Les militants se recrutent aussi bien chez les « ralliés », au Bon-Pasteur ou à la Fraternité Saint-Pierre. « Mais les intégristes sont les plus fidèles, les plus déterminés, les plus militants », affirme sans hésiter le docteur.

Côté politique, Xavier Dor ne cache pas son appartenance au FN, qui a « un vrai programme contre l’avortement ». Du moins, avait… Car l’influence de Marine Le Pen a considérablement édulcoré, selon lui, les positions du FN sur la question.

« Les catholiques sont des orphelins politiques », arboraient nombre de manifestants à la Marche pour la vie de janvier 2007.

Et voilà Xavier Dor tenté par le passage du Rubicon qu’ont déjà effectué d’autres « tradis », tels Martial Bild, Martine Lehideux ou Bernard Antony : rejoindre le Parti de la France, fondé le 23 février par Carl Lang.

Déçus du lepénisme, certains tradis lorgnent vers les groupes plus radicaux.

Au premier rang desquels le Bloc identitaire : la « soupe aux cochons » distribuée aux SDF, les pressions sur le maire de Triel-sur-Seine (78) pour qu’il expulse des gens du voyage, la perturbation des cercles de silence en soutien aux sans-papiers… c’est eux.
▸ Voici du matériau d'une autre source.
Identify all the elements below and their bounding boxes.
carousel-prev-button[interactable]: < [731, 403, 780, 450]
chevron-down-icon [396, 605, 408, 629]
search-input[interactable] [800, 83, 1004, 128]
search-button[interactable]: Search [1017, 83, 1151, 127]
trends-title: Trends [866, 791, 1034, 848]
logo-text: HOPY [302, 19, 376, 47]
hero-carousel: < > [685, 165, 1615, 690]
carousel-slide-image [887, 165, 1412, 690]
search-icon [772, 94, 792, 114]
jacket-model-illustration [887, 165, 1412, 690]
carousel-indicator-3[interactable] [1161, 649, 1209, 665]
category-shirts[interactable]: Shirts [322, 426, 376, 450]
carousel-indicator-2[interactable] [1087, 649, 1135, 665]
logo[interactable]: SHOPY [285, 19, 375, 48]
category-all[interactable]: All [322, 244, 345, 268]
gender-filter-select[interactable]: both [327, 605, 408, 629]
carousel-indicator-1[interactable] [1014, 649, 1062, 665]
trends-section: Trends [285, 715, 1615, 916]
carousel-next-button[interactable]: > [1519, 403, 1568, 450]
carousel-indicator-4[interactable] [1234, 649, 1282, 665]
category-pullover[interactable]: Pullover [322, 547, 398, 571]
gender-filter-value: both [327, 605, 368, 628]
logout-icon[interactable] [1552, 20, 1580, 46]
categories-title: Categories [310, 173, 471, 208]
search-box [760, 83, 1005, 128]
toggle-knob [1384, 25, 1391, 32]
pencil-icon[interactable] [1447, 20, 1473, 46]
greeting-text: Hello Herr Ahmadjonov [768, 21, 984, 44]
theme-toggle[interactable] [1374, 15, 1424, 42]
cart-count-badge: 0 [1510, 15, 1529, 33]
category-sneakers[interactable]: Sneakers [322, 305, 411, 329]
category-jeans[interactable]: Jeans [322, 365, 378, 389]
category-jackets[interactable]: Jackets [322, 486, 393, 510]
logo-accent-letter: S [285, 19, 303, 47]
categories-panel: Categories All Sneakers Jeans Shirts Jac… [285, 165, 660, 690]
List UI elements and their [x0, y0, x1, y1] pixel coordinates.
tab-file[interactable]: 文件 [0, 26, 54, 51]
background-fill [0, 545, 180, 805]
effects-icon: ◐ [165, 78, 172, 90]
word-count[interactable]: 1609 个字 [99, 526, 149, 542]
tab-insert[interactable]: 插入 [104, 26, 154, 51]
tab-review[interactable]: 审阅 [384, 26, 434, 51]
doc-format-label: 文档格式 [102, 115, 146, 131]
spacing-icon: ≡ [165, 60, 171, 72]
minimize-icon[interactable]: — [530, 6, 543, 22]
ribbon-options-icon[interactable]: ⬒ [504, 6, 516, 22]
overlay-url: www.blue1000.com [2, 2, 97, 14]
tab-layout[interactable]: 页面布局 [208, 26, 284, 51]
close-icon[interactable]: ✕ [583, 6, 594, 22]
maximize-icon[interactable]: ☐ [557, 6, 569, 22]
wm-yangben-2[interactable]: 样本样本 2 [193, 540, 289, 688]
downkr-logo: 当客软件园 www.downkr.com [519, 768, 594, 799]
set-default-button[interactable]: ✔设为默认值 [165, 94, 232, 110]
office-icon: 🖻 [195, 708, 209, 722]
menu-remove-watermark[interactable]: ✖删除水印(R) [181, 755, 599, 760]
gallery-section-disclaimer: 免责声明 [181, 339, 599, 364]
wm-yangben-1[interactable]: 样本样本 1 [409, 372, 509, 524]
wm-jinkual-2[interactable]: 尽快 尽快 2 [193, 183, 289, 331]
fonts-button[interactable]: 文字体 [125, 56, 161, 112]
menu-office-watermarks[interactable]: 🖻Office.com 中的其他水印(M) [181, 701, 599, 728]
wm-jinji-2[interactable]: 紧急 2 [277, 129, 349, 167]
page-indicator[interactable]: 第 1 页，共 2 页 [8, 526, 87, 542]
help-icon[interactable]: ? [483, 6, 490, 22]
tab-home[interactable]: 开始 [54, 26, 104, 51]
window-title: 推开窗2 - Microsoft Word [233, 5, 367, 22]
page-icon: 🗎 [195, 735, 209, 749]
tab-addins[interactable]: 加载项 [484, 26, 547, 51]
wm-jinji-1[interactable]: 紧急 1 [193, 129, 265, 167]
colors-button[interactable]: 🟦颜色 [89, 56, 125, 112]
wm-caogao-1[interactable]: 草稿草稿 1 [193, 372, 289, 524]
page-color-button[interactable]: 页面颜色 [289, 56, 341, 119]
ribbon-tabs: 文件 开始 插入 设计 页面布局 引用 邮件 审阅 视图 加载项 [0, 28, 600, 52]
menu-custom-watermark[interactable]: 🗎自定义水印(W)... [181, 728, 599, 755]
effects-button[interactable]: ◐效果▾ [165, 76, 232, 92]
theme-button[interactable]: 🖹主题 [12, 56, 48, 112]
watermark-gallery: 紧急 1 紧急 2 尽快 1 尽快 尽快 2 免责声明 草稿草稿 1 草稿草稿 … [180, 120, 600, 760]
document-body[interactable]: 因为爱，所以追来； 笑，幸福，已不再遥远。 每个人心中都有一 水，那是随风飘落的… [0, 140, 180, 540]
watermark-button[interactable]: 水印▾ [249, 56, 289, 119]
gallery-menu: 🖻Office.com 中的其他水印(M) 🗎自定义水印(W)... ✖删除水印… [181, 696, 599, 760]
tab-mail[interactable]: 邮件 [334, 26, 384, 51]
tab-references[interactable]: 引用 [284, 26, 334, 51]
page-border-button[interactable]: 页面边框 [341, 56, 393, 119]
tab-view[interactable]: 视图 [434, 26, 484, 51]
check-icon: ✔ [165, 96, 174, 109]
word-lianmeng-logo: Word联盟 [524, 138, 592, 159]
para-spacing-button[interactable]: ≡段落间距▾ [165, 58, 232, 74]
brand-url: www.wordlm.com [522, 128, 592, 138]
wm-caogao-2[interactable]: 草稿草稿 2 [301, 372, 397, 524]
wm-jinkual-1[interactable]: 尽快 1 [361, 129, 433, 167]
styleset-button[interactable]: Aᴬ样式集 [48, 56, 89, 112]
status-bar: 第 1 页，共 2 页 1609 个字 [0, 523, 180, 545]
Plus radicaux, mais beaucoup moins nombreux : les Intransigeants. Des ultraminoritaires qui ne représentent pas grand-chose.
Mais assument un projet où politique et religieux sont liés : « Le retour à la royauté du Christ », explique Jean-Yves Camus.

Au-delà des apparences, tous ces courants cathos nationalistes partagent une base commune : la théocratie.